The church (chiesa) was dedicated at the stroke of noon on March 25, 421AD. This puts into perspective the use of a clock on a church (though of course all the 139 churches have bell towers.) The clock has just been restored to fully functional. The church has been remodeled many times and in 1503, it survived a fire which destroyed the rest of the area, and was restored from 1601 by Doge Grimani.

On this founding date in 421, of course Venice did not appear as it does today. It was just a few marshy islands, many disappearing at high tide (well that is sort of still true). The residents on the mainland had fled to avoid being killed by the invasion of well a series of predators, the Germanic and Hun invaders. Below is a picture from the air of part of the lagoon. If it looks like this today, imagine what it looked like in 421.

Marshy “Islands” in the Lagoon

Funny, this is still true, though today they are called tourists and hopefully bring money instead of coming to pillage! These brave fisherman set up small villages and eventually began recovering land from the lagoon by pounding wooden poles into the mud (fango) and slowly filling inside these barriers with additional mud from the lagoon.

Santa Maria Assunta Torcella Island

The earliest of these settlements was not in Venice that tourist today know, rather on the island of Torcella as it was closer to the mainland.
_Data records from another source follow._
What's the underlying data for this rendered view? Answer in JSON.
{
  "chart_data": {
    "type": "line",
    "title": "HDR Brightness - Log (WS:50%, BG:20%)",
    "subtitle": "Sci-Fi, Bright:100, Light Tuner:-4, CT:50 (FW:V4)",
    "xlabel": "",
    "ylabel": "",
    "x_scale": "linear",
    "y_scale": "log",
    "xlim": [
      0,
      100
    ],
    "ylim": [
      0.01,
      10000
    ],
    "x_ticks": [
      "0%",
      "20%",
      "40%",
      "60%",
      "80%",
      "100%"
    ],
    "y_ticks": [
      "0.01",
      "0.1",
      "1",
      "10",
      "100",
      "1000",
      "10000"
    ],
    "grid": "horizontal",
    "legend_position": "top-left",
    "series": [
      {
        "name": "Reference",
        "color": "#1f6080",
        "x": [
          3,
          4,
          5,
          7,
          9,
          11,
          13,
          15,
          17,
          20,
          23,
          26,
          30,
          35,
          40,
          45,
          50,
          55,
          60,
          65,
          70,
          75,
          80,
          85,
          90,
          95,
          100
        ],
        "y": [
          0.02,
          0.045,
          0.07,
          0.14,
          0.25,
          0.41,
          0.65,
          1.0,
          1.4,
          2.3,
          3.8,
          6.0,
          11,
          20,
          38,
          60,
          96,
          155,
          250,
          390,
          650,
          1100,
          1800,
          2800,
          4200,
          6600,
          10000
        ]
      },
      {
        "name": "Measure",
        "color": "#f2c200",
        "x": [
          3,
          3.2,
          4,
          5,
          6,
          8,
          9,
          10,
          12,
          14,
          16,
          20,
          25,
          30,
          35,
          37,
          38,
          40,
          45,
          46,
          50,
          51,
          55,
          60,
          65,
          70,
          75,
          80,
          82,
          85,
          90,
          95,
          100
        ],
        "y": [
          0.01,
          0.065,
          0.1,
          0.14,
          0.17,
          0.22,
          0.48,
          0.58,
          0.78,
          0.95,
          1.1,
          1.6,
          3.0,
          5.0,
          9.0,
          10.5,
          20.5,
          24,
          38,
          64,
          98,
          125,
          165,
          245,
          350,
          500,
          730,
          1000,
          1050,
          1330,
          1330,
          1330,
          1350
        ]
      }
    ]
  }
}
The mud and water provided a natural barrier and their small flat bottomed boats gave them mobility. Originally, these people only left their homes when the alarm was sounded of impending invasion. Finally, they just built new communities and so we have today’s incredible, magical Venice.

Not all island settlements survived.

So today we celebrate all that brought us Venice to enjoy. And I can’t wait for the 1600th.